Ao mesmo tempo, o governo alemão continua a considerar a preservação do multilateralismo e de uma ordem internacional baseada em regras como seu objetivo principal. O ministro das Relações Exteriores da Alemanha, Johann Wadephul, alertou que “a China e a Rússia estão tentando reformular a ordem internacional baseada no direito internacional”.

O chanceler federal da Alemanha, Friedrich Merz, por sua vez, disse considerar que a ordem liberal não está sendo questionada apenas por governos há muito considerados autoritários. “Infelizmente, isso também se aplica aos Estados Unidos”, disse ele, referindo-se ao presidente Donald Trump. Um recente documento estratégico dos EUA criticando duramente os aliados europeus e a UE reforçou essa impressão.

Pressão sobre os europeus

Uma grande preocupação entre os líderes políticos e militares alemães é que os Estados Unidos possam estar se distanciando da Europa em questões de segurança. No início de dezembro, o general alemão Christian Freuding disse à revista americana The Atlantic que o contato direto com seus homólogos dos EUA havia sido “cortado”.

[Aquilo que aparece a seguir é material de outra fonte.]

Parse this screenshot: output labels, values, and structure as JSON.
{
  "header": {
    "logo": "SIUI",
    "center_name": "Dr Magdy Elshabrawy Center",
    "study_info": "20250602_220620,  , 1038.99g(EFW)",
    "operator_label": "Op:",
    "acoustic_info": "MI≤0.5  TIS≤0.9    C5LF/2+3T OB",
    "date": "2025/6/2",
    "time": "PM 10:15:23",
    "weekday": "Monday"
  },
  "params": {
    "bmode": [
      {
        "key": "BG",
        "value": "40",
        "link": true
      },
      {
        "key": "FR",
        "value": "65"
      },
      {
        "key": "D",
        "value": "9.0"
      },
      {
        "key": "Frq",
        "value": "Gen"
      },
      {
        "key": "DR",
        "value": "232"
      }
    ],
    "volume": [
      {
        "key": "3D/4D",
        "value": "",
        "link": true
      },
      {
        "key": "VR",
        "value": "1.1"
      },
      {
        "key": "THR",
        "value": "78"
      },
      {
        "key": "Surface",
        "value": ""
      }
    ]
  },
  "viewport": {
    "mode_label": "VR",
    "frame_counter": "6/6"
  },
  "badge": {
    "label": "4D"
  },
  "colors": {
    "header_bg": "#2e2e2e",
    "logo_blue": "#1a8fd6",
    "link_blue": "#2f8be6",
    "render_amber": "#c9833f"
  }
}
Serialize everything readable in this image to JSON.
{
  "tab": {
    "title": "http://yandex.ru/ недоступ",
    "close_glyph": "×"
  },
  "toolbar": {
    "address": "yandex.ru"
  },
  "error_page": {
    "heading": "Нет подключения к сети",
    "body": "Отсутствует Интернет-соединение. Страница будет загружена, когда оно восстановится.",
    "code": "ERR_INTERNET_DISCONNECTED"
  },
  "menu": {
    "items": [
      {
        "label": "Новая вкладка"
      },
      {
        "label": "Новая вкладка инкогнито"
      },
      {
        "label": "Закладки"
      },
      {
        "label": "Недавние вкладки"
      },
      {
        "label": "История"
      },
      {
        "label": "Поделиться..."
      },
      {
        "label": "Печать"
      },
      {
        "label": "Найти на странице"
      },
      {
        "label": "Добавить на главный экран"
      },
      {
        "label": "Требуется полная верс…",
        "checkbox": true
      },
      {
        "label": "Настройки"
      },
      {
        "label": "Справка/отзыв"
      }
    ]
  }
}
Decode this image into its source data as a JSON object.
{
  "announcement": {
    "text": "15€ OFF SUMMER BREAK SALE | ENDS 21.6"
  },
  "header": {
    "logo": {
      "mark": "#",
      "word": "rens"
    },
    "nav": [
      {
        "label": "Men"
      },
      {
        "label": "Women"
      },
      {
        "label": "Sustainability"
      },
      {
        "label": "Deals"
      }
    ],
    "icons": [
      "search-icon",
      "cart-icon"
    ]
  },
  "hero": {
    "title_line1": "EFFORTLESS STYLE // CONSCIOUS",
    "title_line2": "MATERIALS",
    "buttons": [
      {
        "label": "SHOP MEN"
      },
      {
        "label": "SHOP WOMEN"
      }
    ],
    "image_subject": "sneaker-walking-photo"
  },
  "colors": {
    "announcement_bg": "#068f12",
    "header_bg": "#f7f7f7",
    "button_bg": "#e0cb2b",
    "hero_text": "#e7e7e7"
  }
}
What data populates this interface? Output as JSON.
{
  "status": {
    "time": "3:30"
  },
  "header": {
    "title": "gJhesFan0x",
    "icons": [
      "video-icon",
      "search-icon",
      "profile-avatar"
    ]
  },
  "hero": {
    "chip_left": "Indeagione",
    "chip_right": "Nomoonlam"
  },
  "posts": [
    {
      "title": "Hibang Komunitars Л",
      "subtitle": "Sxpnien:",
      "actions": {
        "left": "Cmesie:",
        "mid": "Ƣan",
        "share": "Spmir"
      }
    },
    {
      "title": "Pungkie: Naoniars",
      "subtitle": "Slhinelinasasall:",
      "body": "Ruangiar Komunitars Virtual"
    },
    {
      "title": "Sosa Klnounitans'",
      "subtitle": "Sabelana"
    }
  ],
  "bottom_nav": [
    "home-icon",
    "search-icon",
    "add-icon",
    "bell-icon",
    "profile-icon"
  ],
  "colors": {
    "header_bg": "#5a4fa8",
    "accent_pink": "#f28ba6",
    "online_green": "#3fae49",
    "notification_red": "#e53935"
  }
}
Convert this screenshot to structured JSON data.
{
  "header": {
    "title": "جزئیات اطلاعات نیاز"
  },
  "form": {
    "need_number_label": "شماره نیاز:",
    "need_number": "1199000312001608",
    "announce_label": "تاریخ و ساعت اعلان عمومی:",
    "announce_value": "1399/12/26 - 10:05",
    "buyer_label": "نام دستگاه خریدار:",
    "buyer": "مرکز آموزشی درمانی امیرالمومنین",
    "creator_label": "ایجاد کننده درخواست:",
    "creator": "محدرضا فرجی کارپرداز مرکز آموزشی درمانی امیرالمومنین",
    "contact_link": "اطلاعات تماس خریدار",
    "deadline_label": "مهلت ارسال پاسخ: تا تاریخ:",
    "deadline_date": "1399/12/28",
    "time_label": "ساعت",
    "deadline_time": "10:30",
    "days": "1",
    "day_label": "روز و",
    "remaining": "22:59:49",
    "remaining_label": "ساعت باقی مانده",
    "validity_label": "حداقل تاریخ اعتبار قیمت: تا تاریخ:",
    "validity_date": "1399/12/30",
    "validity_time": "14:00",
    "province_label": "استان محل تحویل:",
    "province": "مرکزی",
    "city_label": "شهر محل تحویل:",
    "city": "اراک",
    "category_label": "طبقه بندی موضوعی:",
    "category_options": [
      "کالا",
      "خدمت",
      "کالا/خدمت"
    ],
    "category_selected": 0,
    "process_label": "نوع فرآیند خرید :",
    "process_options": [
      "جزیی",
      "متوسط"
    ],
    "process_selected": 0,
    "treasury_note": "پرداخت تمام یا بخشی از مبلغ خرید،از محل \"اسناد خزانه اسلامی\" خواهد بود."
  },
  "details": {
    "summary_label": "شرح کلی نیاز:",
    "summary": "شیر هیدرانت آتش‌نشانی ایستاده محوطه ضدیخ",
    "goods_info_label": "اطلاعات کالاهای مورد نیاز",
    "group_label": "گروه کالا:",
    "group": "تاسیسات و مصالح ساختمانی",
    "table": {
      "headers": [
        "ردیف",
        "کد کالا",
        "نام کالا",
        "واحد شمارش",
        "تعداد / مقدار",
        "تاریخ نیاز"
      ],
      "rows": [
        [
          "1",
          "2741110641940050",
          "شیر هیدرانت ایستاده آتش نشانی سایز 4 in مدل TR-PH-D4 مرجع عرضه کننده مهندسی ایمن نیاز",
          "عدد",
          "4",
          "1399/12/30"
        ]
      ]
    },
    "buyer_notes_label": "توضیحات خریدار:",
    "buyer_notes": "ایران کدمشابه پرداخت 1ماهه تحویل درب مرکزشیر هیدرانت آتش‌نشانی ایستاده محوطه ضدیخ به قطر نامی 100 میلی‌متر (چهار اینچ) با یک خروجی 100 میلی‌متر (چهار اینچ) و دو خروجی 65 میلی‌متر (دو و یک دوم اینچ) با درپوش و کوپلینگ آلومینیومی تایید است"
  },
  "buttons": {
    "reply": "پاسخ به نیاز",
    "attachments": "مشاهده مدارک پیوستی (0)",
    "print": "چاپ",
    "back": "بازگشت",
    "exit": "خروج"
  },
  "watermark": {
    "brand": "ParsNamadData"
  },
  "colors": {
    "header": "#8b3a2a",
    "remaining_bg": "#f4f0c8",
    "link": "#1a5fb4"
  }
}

Em contraste, no passado, Freuding disse à revista, a comunicação era possível “dia e noite”. Ele classificou a perda dos canais de contato como “sinal de alerta” — especialmente à luz da possibilidade de um ataque da Rússia a países-membros da Otan no leste europeu.

Os europeus também estão sentindo as consequências da mudança de rumo dos EUA em relação à Ucrânia. Trump propôs um acordo de paz que atendesse a muitas das demandas feitas pelo líder russo, Vladimir Putin. E a estratégia de segurança dos EUA divulgada no final de 2025 prevê que os americanos busquem uma “estabilidade estratégica” com a Rússia — para o desânimo dos governos de outros países da Europa.

“Se chegar ao ponto em que os americanos de alguma forma se retirarem, a pressão sobre os europeus para que sejam capazes de agir e formar um forte contrapeso aumentará mais uma vez”, avalia Henning Hoff, do Conselho Alemão de Relações Exteriores.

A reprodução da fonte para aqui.